The hosts inside the disaster area have much more pressing things to think about than to disable a listing on AirBnB - primarily not to die in a fire. And AirBnB reasonably can't keep up with wildfires and other natural disasters because they don't have people on the ground across the world and there is barely any effort to develop global standards and interfaces to provide even something as basic as road closures to maps providers, much less about evacuation orders and their legal consequences.
However, and this is where AirBnB fucked up, their support agents aren't empowered to use their brains, to look up "xyz evacuation orders" and cancel reservations when they see a government issued evacuation order!
>And AirBnB reasonably can't keep up with wildfires and other natural disasters because they don't have people on the ground across the world
This is a trick big techs played on the world. AirBnB can and should keep up with wildfires! If they need to hire more staff to do this, so be it. Imagine if traditional hotel sold you a room that is on fire, and said that they don't have enough people to monitor all their properties so it's your fault.

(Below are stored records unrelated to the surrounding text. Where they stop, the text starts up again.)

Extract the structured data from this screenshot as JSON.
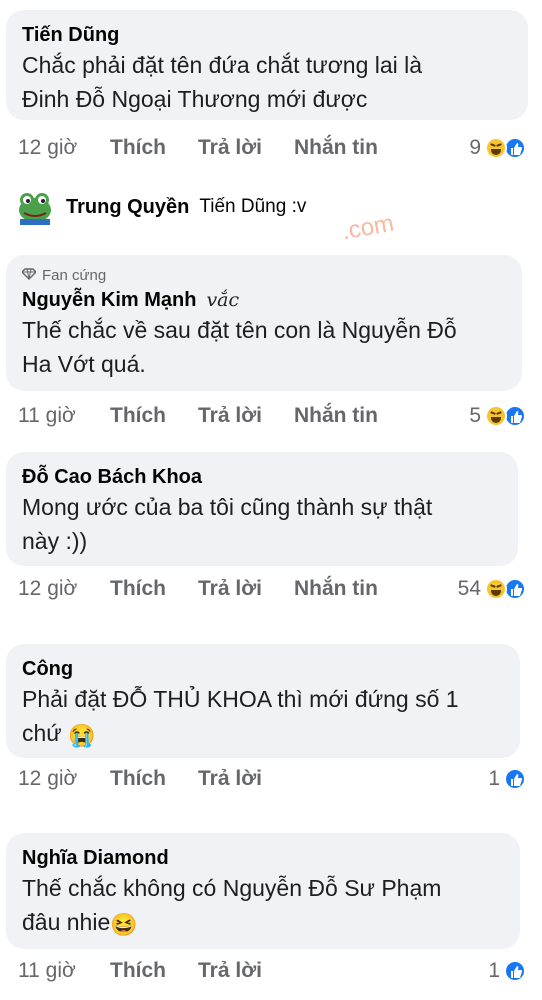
{
  "comments": [
    {
      "author": "Tiến Dũng",
      "text_line1": "Chắc phải đặt tên đứa chắt tương lai là",
      "text_line2": "Đinh Đỗ Ngoại Thương mới được",
      "time": "12 giờ",
      "like": "Thích",
      "reply": "Trả lời",
      "message": "Nhắn tin",
      "reaction_count": "9"
    },
    {
      "badge": "Fan cứng",
      "author": "Nguyễn Kim Mạnh",
      "handwriting": "vắc",
      "text_line1": "Thế chắc về sau đặt tên con là Nguyễn Đỗ",
      "text_line2": "Ha Vớt quá.",
      "time": "11 giờ",
      "like": "Thích",
      "reply": "Trả lời",
      "message": "Nhắn tin",
      "reaction_count": "5"
    },
    {
      "author": "Đỗ Cao Bách Khoa",
      "text_line1": "Mong ước của ba tôi cũng thành sự thật",
      "text_line2": "này :))",
      "time": "12 giờ",
      "like": "Thích",
      "reply": "Trả lời",
      "message": "Nhắn tin",
      "reaction_count": "54"
    },
    {
      "author": "Công",
      "text_line1": "Phải đặt ĐỖ THỦ KHOA thì mới đứng số 1",
      "text_line2": "chứ",
      "emoji": "😭",
      "time": "12 giờ",
      "like": "Thích",
      "reply": "Trả lời",
      "reaction_count": "1"
    },
    {
      "author": "Nghĩa Diamond",
      "text_line1": "Thế chắc không có Nguyễn Đỗ Sư Phạm",
      "text_line2": "đâu nhie",
      "emoji": "😆",
      "time": "11 giờ",
      "like": "Thích",
      "reply": "Trả lời",
      "reaction_count": "1"
    }
  ],
  "reply": {
    "author": "Trung Quyền",
    "text": "Tiến Dũng :v"
  },
  "watermark": ".com",
  "colors": {
    "bubble": "#f0f2f5",
    "like_blue": "#1877f2",
    "haha_yellow": "#f7c531",
    "meta_gray": "#65676b"
  }
}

Facebook and other social media do the same thing for moderation (yeah there's a lot of scam, but we can't do anything because we just don't have enough people). Either hire enough people to do your job properly, find an automated solution that works, or go out of business.
Or just process these events and their consequences through their support. They already do allocated considerable attention/resources, but mostly just to make sure they get paid.
> Imagine if traditional hotel sold you a room that is on fire, and said that they don't have enough people to monitor all their properties so it's your fault.
That can and does happen with regular hotels. For them as well, the priority is the safety of the guests already there (aka, to get them out), and the pipeline of new bookings can be dealt with once the immediate danger is passed.
> Why allow them to book if the place is literally on fire?
Speculation on my part, but presumably a natural disaster has several rings of declining danger around it.
"Literally on fire" at the centre, "mandatory evacuation/no electricity" around that, "strongly advised to evacuate by firefighters" around that, "advised to evacuate by a politician covering their ass" around that, "Safe for now but monitor the situation" around that, "heavy traffic and poor air quality" around that.
All of these rings could be called "the wildfire-effected area" but some are more wildfire-effected than others.
>However, she added that the company has “contacted the guest to issue a full refund as a goodwill gesture” due to the “fast-moving situation.”